La pressione pubblica, o qualche esempio spettacolare di abuso, potrebbe indurre il Congresso ad affrontare a un certo punto le questioni relative all'IA. Ma ciò che mi rimane impresso è il cambio di rotta di due anni fa, quando le serie preoccupazioni sui rischi catastrofici dominavano le discussioni nel mondo dell'IA. L'eccezione lampante è Anthropic, che non si è ancora mosso da un post sul blog di fine ottobre – pochi giorni prima delle elezioni presidenziali – che non solo sollecitava una regolamentazione efficace per "ridurre i rischi catastrofici", ma proponeva praticamente la fine dei tempi se non l'avessimo fatto al più presto. "I governi dovrebbero intervenire urgentemente sulle politiche in materia di IA nei prossimi diciotto mesi", si leggeva in grassetto. "La finestra per la prevenzione proattiva dei rischi si sta chiudendo rapidamente".
In questo contesto, non c'è praticamente alcuna possibilità che Anthropic realizzi ciò che desidera. Forse non avrà importanza: potrebbe essere che i timori di un'apocalisse dell'IA siano esagerati. Si noti, tuttavia, che i leader di quasi tutte le principali aziende di IA prevedono che tra pochi anni realizzeremo un'intelligenza artificiale generale. Se li si incalza, ammetteranno anche che controllare l'IA, o persino capirne il funzionamento, è un lavoro in corso. Ciononostante, l'attenzione è ora rivolta ad accelerare la spinta verso un'IA più potente, apparentemente per battere la Cina.
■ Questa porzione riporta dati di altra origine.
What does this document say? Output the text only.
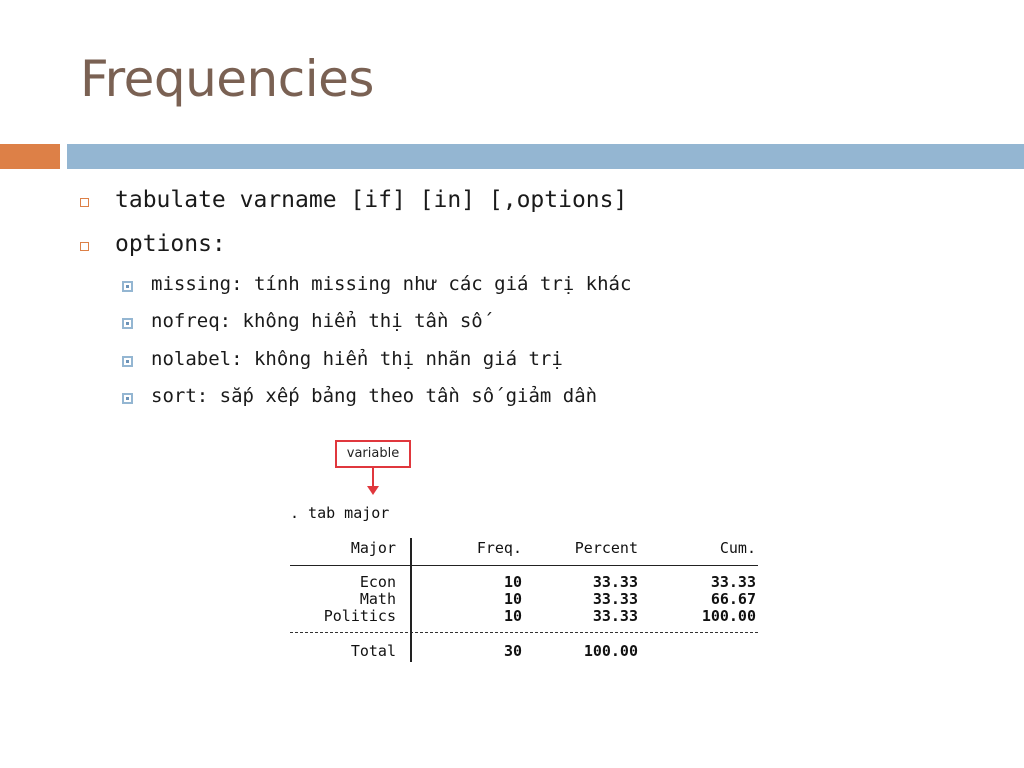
Frequencies
tabulate varname [if] [in] [,options]
options:
missing: tính missing như các giá trị khác
nofreq: không hiển thị tần số
nolabel: không hiển thị nhãn giá trị
sort: sắp xếp bảng theo tần số giảm dần
variable
. tab major
Major	Freq.	Percent	Cum.
Econ	10	33.33	33.33
Math	10	33.33	66.67
Politics	10	33.33	100.00
Total	30	100.00
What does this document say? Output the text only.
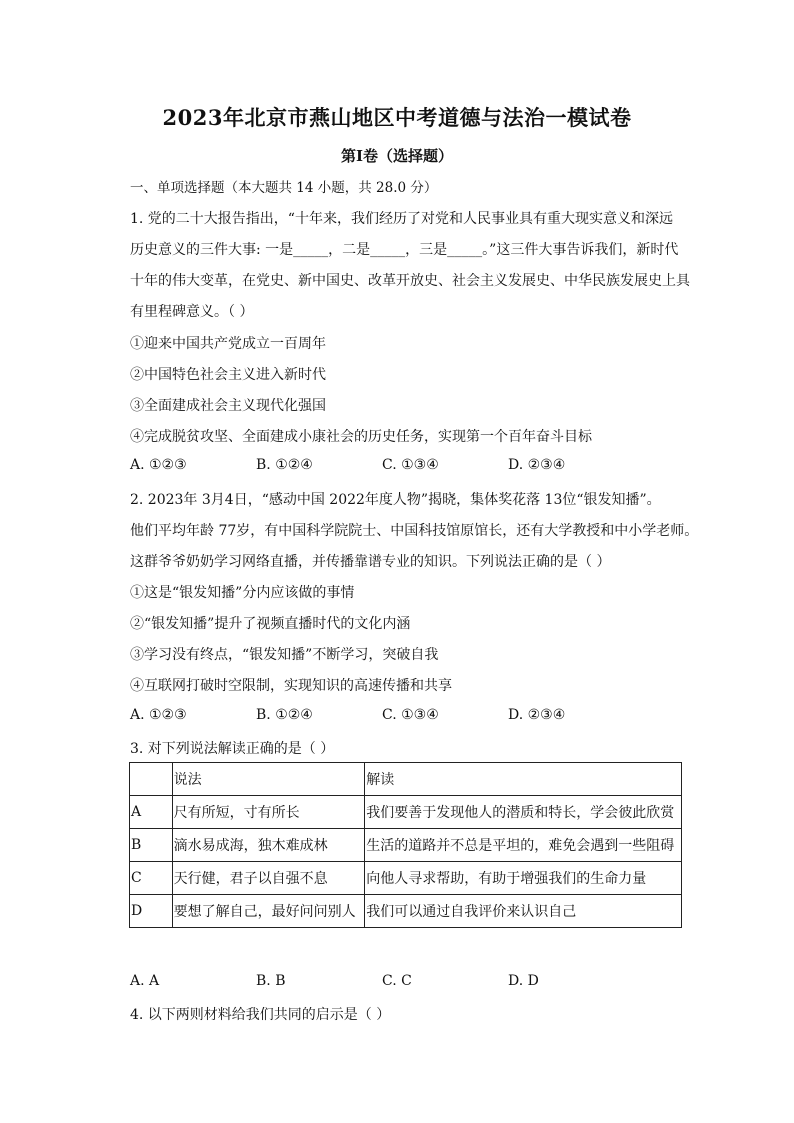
2023年北京市燕山地区中考道德与法治一模试卷
第Ⅰ卷（选择题）
一、单项选择题（本大题共 14 小题，共 28.0 分）
1. 党的二十大报告指出，“十年来，我们经历了对党和人民事业具有重大现实意义和深远
历史意义的三件大事: 一是_____，二是_____，三是_____。”这三件大事告诉我们，新时代
十年的伟大变革，在党史、新中国史、改革开放史、社会主义发展史、中华民族发展史上具
有里程碑意义。（ ）
①迎来中国共产党成立一百周年
②中国特色社会主义进入新时代
③全面建成社会主义现代化强国
④完成脱贫攻坚、全面建成小康社会的历史任务，实现第一个百年奋斗目标
A. ①②③	B. ①②④	C. ①③④	D. ②③④
2. 2023年 3月4日，“感动中国 2022年度人物”揭晓，集体奖花落 13位“银发知播”。
他们平均年龄 77岁，有中国科学院院士、中国科技馆原馆长，还有大学教授和中小学老师。
这群爷爷奶奶学习网络直播，并传播靠谱专业的知识。下列说法正确的是（ ）
①这是“银发知播”分内应该做的事情
②“银发知播”提升了视频直播时代的文化内涵
③学习没有终点，“银发知播”不断学习，突破自我
④互联网打破时空限制，实现知识的高速传播和共享
A. ①②③	B. ①②④	C. ①③④	D. ②③④
3. 对下列说法解读正确的是（ ）
	说法	解读
A	尺有所短，寸有所长	我们要善于发现他人的潜质和特长，学会彼此欣赏
B	滴水易成海，独木难成林	生活的道路并不总是平坦的，难免会遇到一些阻碍
C	天行健，君子以自强不息	向他人寻求帮助，有助于增强我们的生命力量
D	要想了解自己，最好问问别人	我们可以通过自我评价来认识自己
A. A	B. B	C. C	D. D
4. 以下两则材料给我们共同的启示是（ ）
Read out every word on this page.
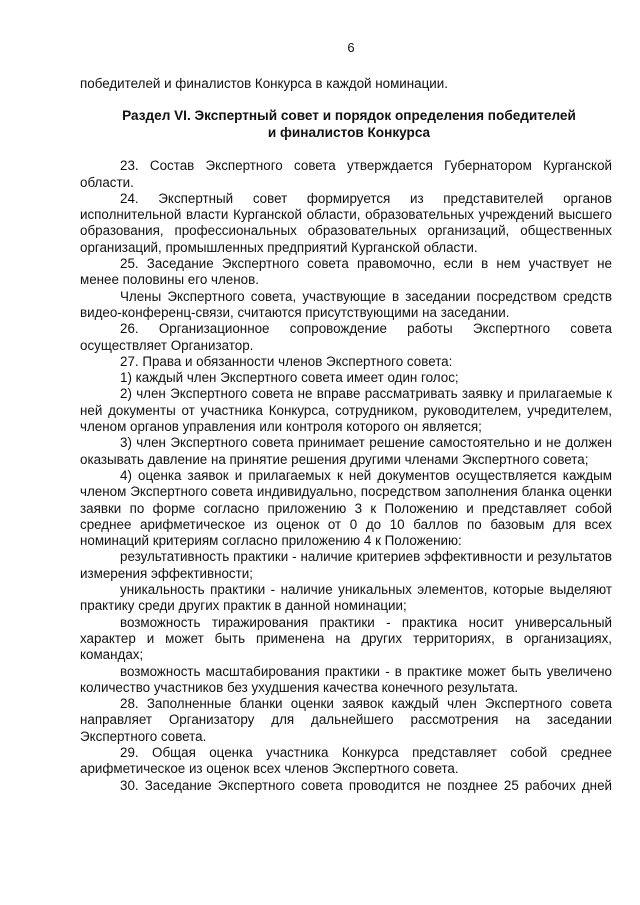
6

победителей и финалистов Конкурса в каждой номинации.

Раздел VI. Экспертный совет и порядок определения победителей
и финалистов Конкурса

23. Состав Экспертного совета утверждается Губернатором Курганской области.

24. Экспертный совет формируется из представителей органов исполнительной власти Курганской области, образовательных учреждений высшего образования, профессиональных образовательных организаций, общественных организаций, промышленных предприятий Курганской области.

25. Заседание Экспертного совета правомочно, если в нем участвует не менее половины его членов.

Члены Экспертного совета, участвующие в заседании посредством средств видео-конференц-связи, считаются присутствующими на заседании.

26. Организационное сопровождение работы Экспертного совета осуществляет Организатор.

27. Права и обязанности членов Экспертного совета:

1) каждый член Экспертного совета имеет один голос;

2) член Экспертного совета не вправе рассматривать заявку и прилагаемые к ней документы от участника Конкурса, сотрудником, руководителем, учредителем, членом органов управления или контроля которого он является;

3) член Экспертного совета принимает решение самостоятельно и не должен оказывать давление на принятие решения другими членами Экспертного совета;

4) оценка заявок и прилагаемых к ней документов осуществляется каждым членом Экспертного совета индивидуально, посредством заполнения бланка оценки заявки по форме согласно приложению 3 к Положению и представляет собой среднее арифметическое из оценок от 0 до 10 баллов по базовым для всех номинаций критериям согласно приложению 4 к Положению:

результативность практики - наличие критериев эффективности и результатов измерения эффективности;

уникальность практики - наличие уникальных элементов, которые выделяют практику среди других практик в данной номинации;

возможность тиражирования практики - практика носит универсальный характер и может быть применена на других территориях, в организациях, командах;

возможность масштабирования практики - в практике может быть увеличено количество участников без ухудшения качества конечного результата.

28. Заполненные бланки оценки заявок каждый член Экспертного совета направляет Организатору для дальнейшего рассмотрения на заседании Экспертного совета.

29. Общая оценка участника Конкурса представляет собой среднее арифметическое из оценок всех членов Экспертного совета.

30. Заседание Экспертного совета проводится не позднее 25 рабочих дней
I cinesi hanno chiarito di non voler sottostare ai signori dei robot più di quanto lo vogliamo noi. Anche il principale rivale geopolitico degli Stati Uniti ha dimostrato un certo interesse nell'imporre standard di sicurezza rigorosi. Ma se gli Stati Uniti insistono nel rinunciare ai guardrail e nel procedere a tutta velocità verso un futuro che non possono contenere, il nostro principale concorrente non avrà altra scelta che fare lo stesso. Che vinca il decollo più duro e sbrigativo.